En primer lugar, lo más importante es que los latinos todavía son un sector de la población estadounidense con una marcada tendencia demócrata, aunque con ciertas reservas.

Brian Schaffner, politólogo de la Universidad de Tufts e investigador del Cooperative Congressional Election Study, escribió en un correo electrónico que, a nivel nacional, el apoyo de los hispanos a los demócratas ha sido relativamente constante.

Schaffner compartió una gráfica en la que se representan los votos a favor de los demócratas en las contiendas para la Cámara de Representantes correspondientes a las seis elecciones celebradas entre 2008 y 2018 desglosadas en votantes blancos, negros, asiático-estadounidenses e hispanos. El voto latino a favor de los demócratas muestra un aumento significativo de 8,6 puntos entre 2014 y 2016 y otro de 13,6 puntos entre 2014 y 2018 —que podríamos llamar “el salto Trump”—, aunque el aumento en el porcentaje de asiático-estadounidenses que votaron a favor de los demócratas fue aun mayor, de 20,2 puntos.
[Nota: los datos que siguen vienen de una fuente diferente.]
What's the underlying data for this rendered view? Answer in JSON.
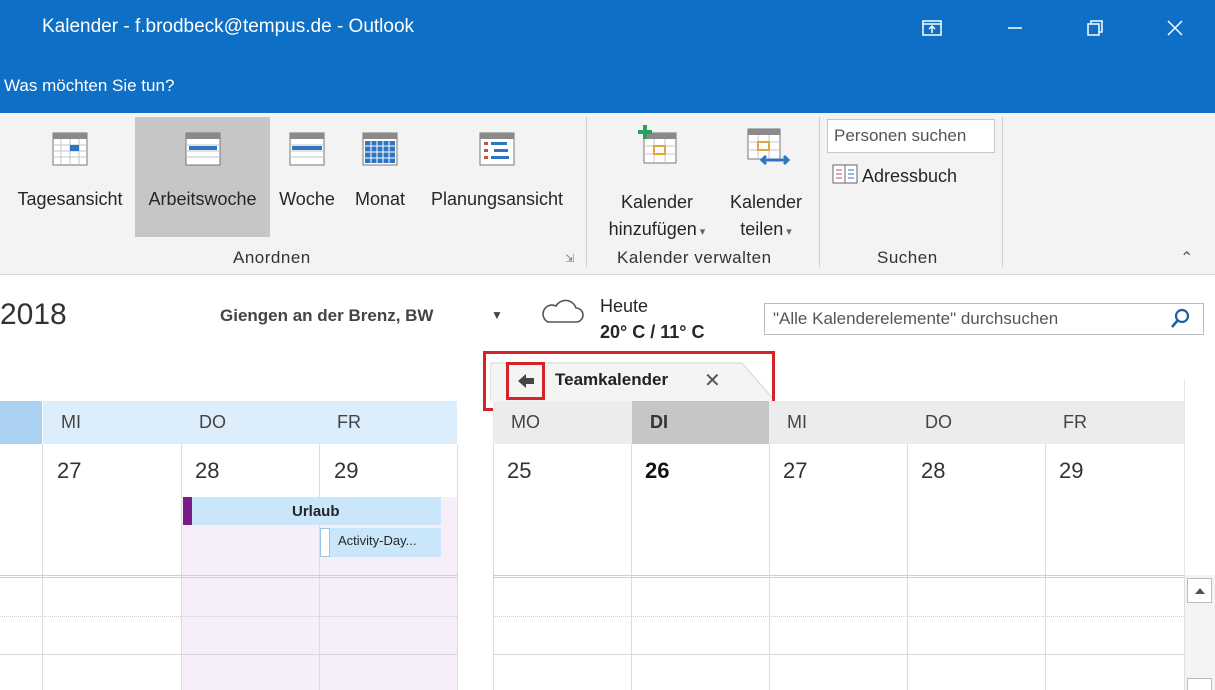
{
  "window": {
    "title": "Kalender - f.brodbeck@tempus.de  -  Outlook",
    "tell_me": "Was möchten Sie tun?"
  },
  "ribbon": {
    "arrange": {
      "buttons": [
        "Tagesansicht",
        "Arbeitswoche",
        "Woche",
        "Monat",
        "Planungsansicht"
      ],
      "group_label": "Anordnen"
    },
    "manage": {
      "add_line1": "Kalender",
      "add_line2": "hinzufügen",
      "share_line1": "Kalender",
      "share_line2": "teilen",
      "group_label": "Kalender verwalten"
    },
    "find": {
      "people_search": "Personen suchen",
      "address_book": "Adressbuch",
      "group_label": "Suchen"
    }
  },
  "nav": {
    "year": "2018",
    "location": "Giengen an der Brenz, BW",
    "weather_label": "Heute",
    "weather_temp": "20° C / 11° C",
    "search_placeholder": "\"Alle Kalenderelemente\" durchsuchen"
  },
  "tab": {
    "title": "Teamkalender",
    "close": "✕"
  },
  "left_calendar": {
    "days": [
      "MI",
      "DO",
      "FR"
    ],
    "dates": [
      "27",
      "28",
      "29"
    ],
    "events": {
      "urlaub": "Urlaub",
      "activity": "Activity-Day..."
    }
  },
  "right_calendar": {
    "days": [
      "MO",
      "DI",
      "MI",
      "DO",
      "FR"
    ],
    "dates": [
      "25",
      "26",
      "27",
      "28",
      "29"
    ]
  },
  "colors": {
    "brand": "#0e6fc6",
    "highlight": "#d6232a",
    "event": "#c9e6fa",
    "event_marker": "#7a1b8a"
  }
}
Quién vota por los demócratas

La lealtad partidista de los latinos es mucho menos firme que, por ejemplo, la de los afroestadounidenses o los evangélicos de raza blanca. Los resultados obtenidos en Florida demuestran que los demócratas corren el riesgo de sufrir una derrota si no realizan campañas activas en las comunidades hispanas, y que los republicanos saldrán ganando en los grupos menos convencionales si están preparados para invertir el tiempo, la energía y el dinero necesarios.
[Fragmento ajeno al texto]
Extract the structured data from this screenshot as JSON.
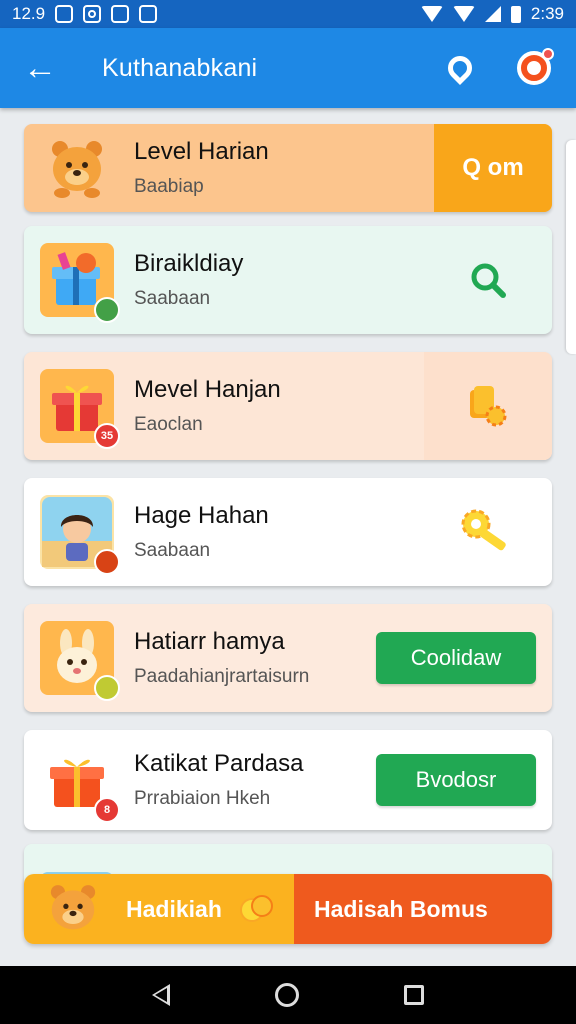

La mayor interrogante en el preludio de las elecciones presidenciales estadounidenses de 2020 —si es que Trump es el nominado del Partido Republicano— es si la oposición hispana a su presidencia evitará que se repita el fenómeno observado en Florida en 2018. ¿La presencia de Trump causará una nacionalización de las elecciones a tal punto que los republicanos que compitan en las elecciones menos importantes se topen con una pared cuando intenten hacer algo para ganarse a los hispanos?

Hasta ahora, Trump ha demostrado que tiene todas las intenciones de transformar las elecciones en un referendo sobre su persona y todo lo que trae a cuestas, sin ninguna consideración por la supervivencia política de sus colegas republicanos.

Parece decidido, en todo caso, a aumentar la hostilidad que sienten los latinos hacia él. Por ejemplo, hace unas semanas, el presidente se dedicó a despotricar en Twitter en contra de Puerto Rico y su dirigencia política. El lunes 1 de abril les dijo a sus seguidores en Twitter: “Puerto Rico recibió mucho más dinero que Texas y Florida juntos, y aun así su gobierno no puede hacer nada bien. El lugar es una desgracia, nada funciona”.

Al día siguiente seguía con la misma arenga contra Puerto Rico: “Lo único que hacen sus políticos es quejarse y pedir más dinero. La incompetencia de los políticos es descomunal, gastan el dinero de manera absurda o corrupta y solo le quitan a Estados Unidos”.

Si se sigue comportando así, Trump quizá logre fortalecer el apoyo entre “su gente”, como le gusta referirse a sus seguidores. No obstante, si mantiene ese rumbo, al menos en lo que se refiere a los votos latinos, también le hará un gran favor a quien sea su contrincante en la elección presidencial y al Partido Demócrata en general.